June 5th, 2017
(written by lawrence krubner, however indented passages are often quotes). You can contact lawrence at: email@example.com
The Baby Boom peaked in 1958. This was also the peak year of teen pregnancy in the USA. Young birth hit its all time peak that year, at a rate above anything known in the 1800s or early 1900s. Since then, women have been having children at older and older ages. And now this:
That’s according to the Associated Press, reporting on some preliminary new stats from the CDC which says that in 2016, it was 103 births per 100,000 women 30 to 34 versus 102 per 100,000 for women ages 25 to 29. For 30 years, women in their 20s had the higher birth rate, but it’s looking like the over-30s have edged them out.

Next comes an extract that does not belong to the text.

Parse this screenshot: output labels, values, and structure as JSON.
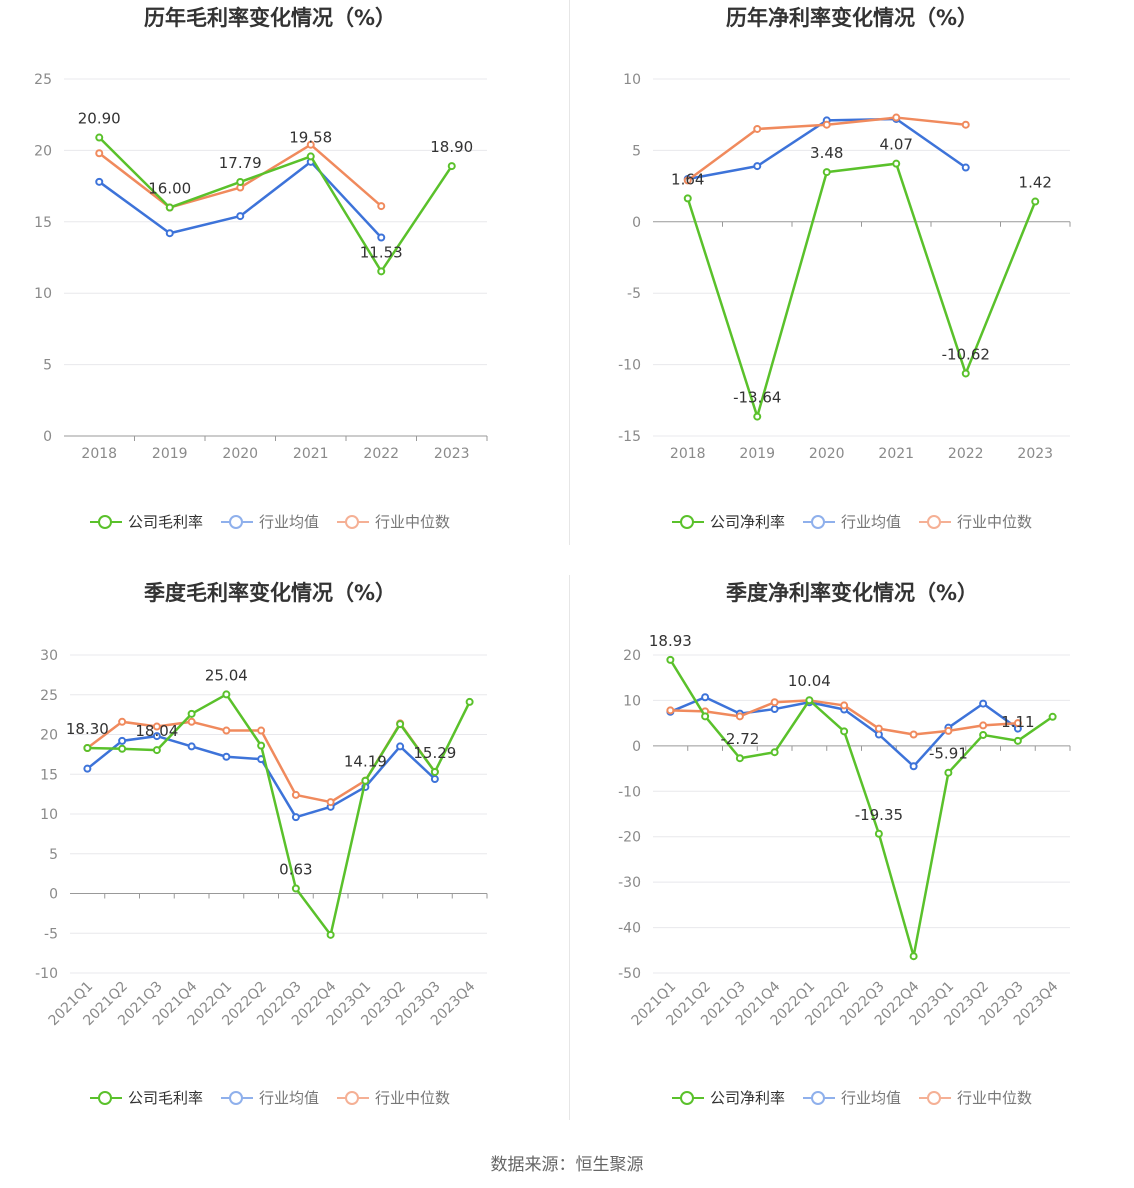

It’s partly that people are delaying having kids in the first place, probably because millennials are broke and children cost a fortune from the jump. But happily, it’s also that teen pregnancy rates have dropped like a rock, which may in turn depress the teen pregnancy rates even further. “We always talk about peer pressure as a negative, but it can be a force for good,” said Bill Albert of the National Campaign to Prevent Teen and Unplanned Pregnancy.
Also included in the stats: The birth rate overall slid slightly in 2016, with 62 births per 100,000 women ages 15 to 44, and the average age a woman has her first child averages out to 28.